TELUKKUANTAN (RIAUPOS.CO) -- Operasi Lilin 2025 sudah berakhir dan secara keseluruhan berjalan dengan aman dan lancar. Polres Kuansing mencatat, selama Operasi Lilin berlangsung, 20 Desember 2025 hingga 2 Januari 2026, hanya terjadi satu kasus Lakalantas di Desa Tanjung Pauh Kecamatan Singingi Hilir.
Kasus Lakalantas ini menyebabkan satu orang korban mengalami luka berat dan satu orang mengalami luka ringan. Selain itu, dari pantauan empat pos pelayanan dan pengamanan yang didirikan Polres Kuansing, masing-masing di Desa Tanjung Pauh Kecamatan Singingi Hilir, Desa Kasang Kecamatan Kuantan Mudik, Pos Tugu Cerano Kecamatan Kuantan Tengah dan pos di Kecamatan Cerenti, arus lalulintas berjalan aman dan lancar.
Tidak terjadi penumpukan atau kemacetan kendaraan dan arus lalu lintas terpantau landai. "Jadi selama dua pekan pelaksanaan Operasi Lilin ini, secara keseluruhan aman dan lancar," kata Kapolres Kuansing AKBP Raden Ricky Pratidiningrat melalui Kasat Lantas AKP Siswoyo, Rabu (7/1/2026).
Kasat Lantas Polres Kuansing, AKP Siswoyo menyebutkan, selama Operasi Lilin tercatat ribuan kendaraan meninggalkan wilayah Kuansing menuju arah kota Pekanbaru. "Diperkirakan masyarakat yang membawa keluarganya liburan ke Pekanbaru. Karena kan bertepatan dengan liburan sekolah," ujar Siswoyo.
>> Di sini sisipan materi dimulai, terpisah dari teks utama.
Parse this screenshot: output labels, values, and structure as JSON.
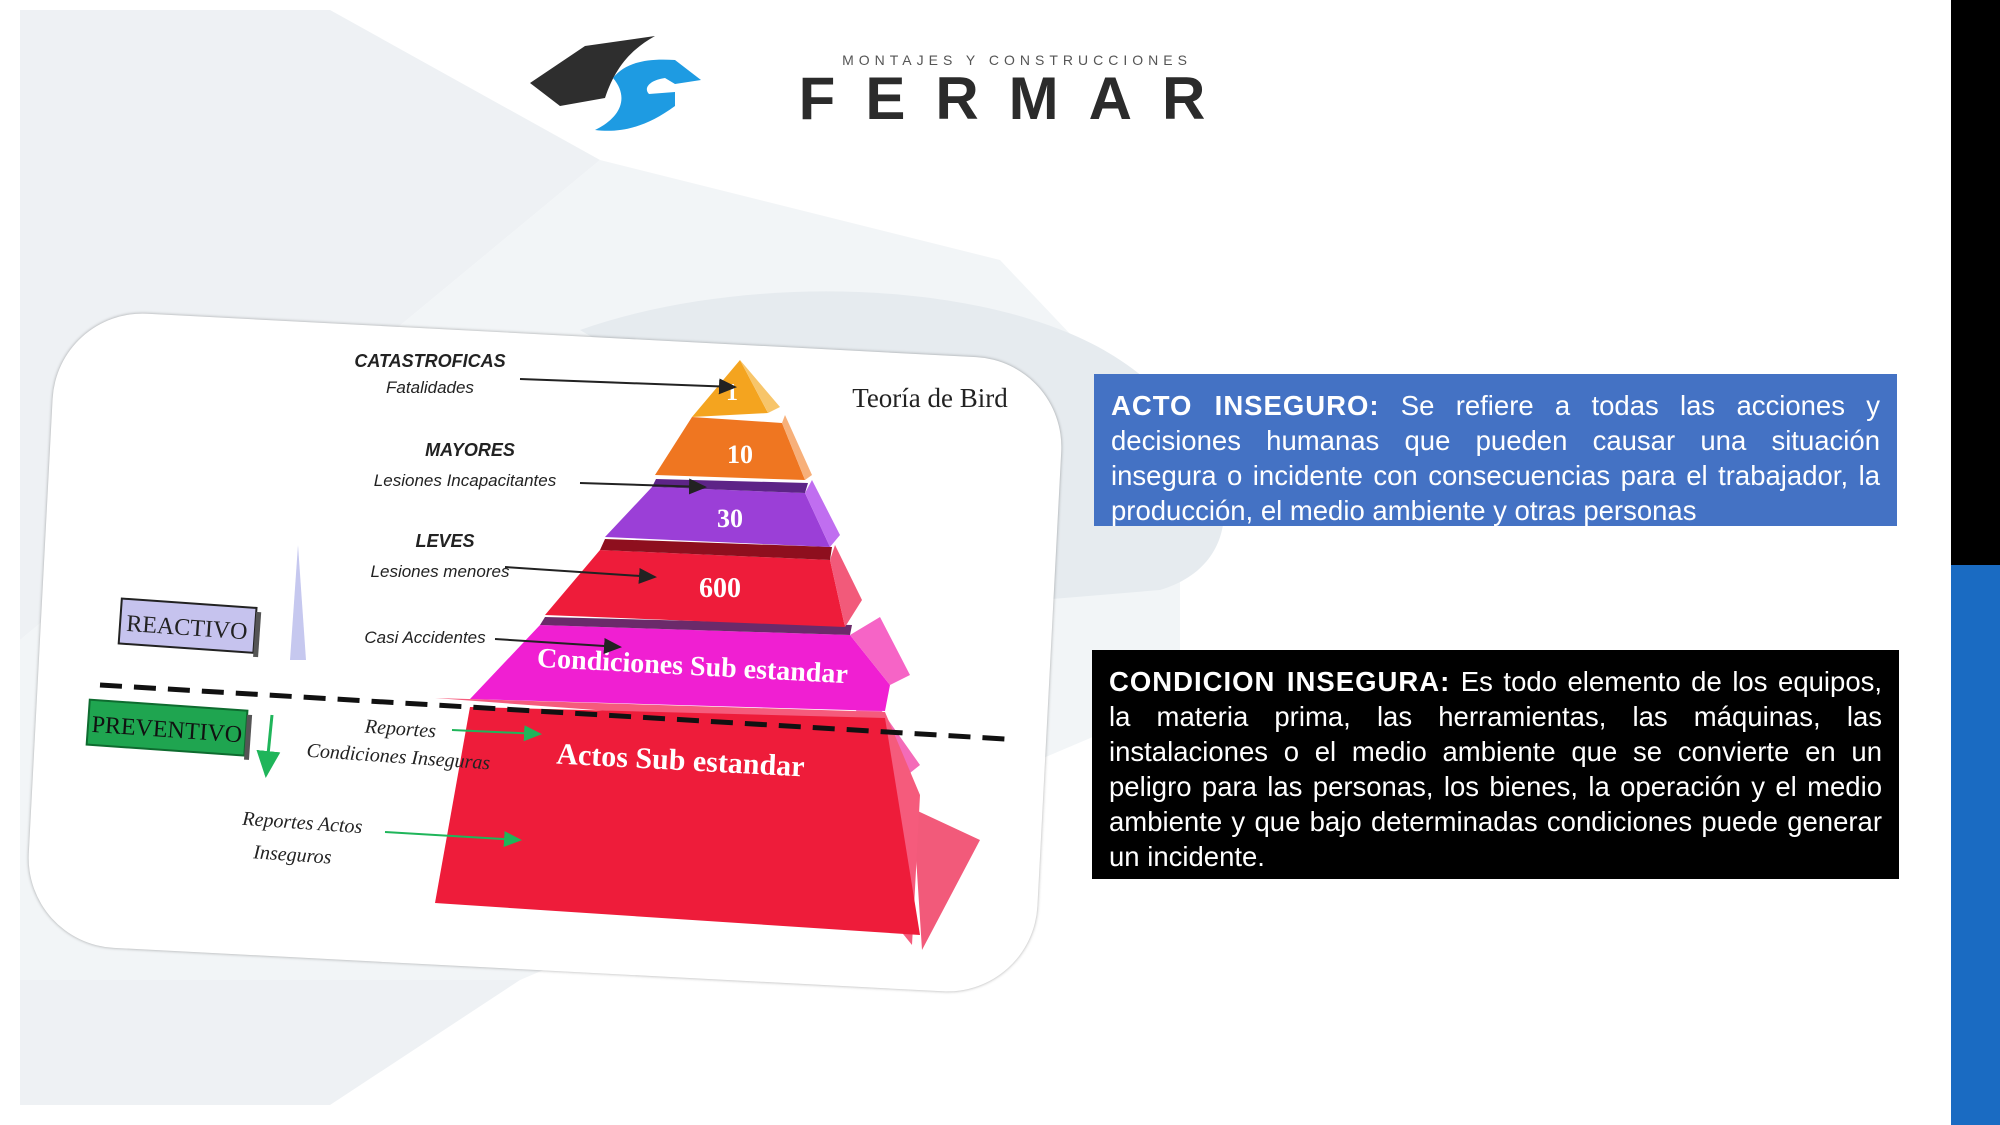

Meski Operasi Lilin sudah berakhir pada 2 Januari 2026, Satlantas Polres Kuansing melakukan patroli kegiatan rutin yang ditingkatkan (KRYD) mengantisipasi lakalantas. Hal ini sesuai dengan instruksi mabes Polri. Dimana puncak arus balik terjadi pada hari Sabtu dan Ahad (3-4 Januari 2026).
Makanya untuk mengantisipasi terjadinya lakalantas di puncak arus balik itu, Satlantas melakukan KRYD dengan membagi empat tim. Masing-masing tim terdiri dari tiga personel. Tim melakukan patroli Teluk Kuantan-Tanjung Pauh dan Tanjung Pauh-perbatasan Lipat Kain Kabupaten Kampar. "Alhamdulillah, lancar dan aman," papar Kasat Lantas Siswoyo.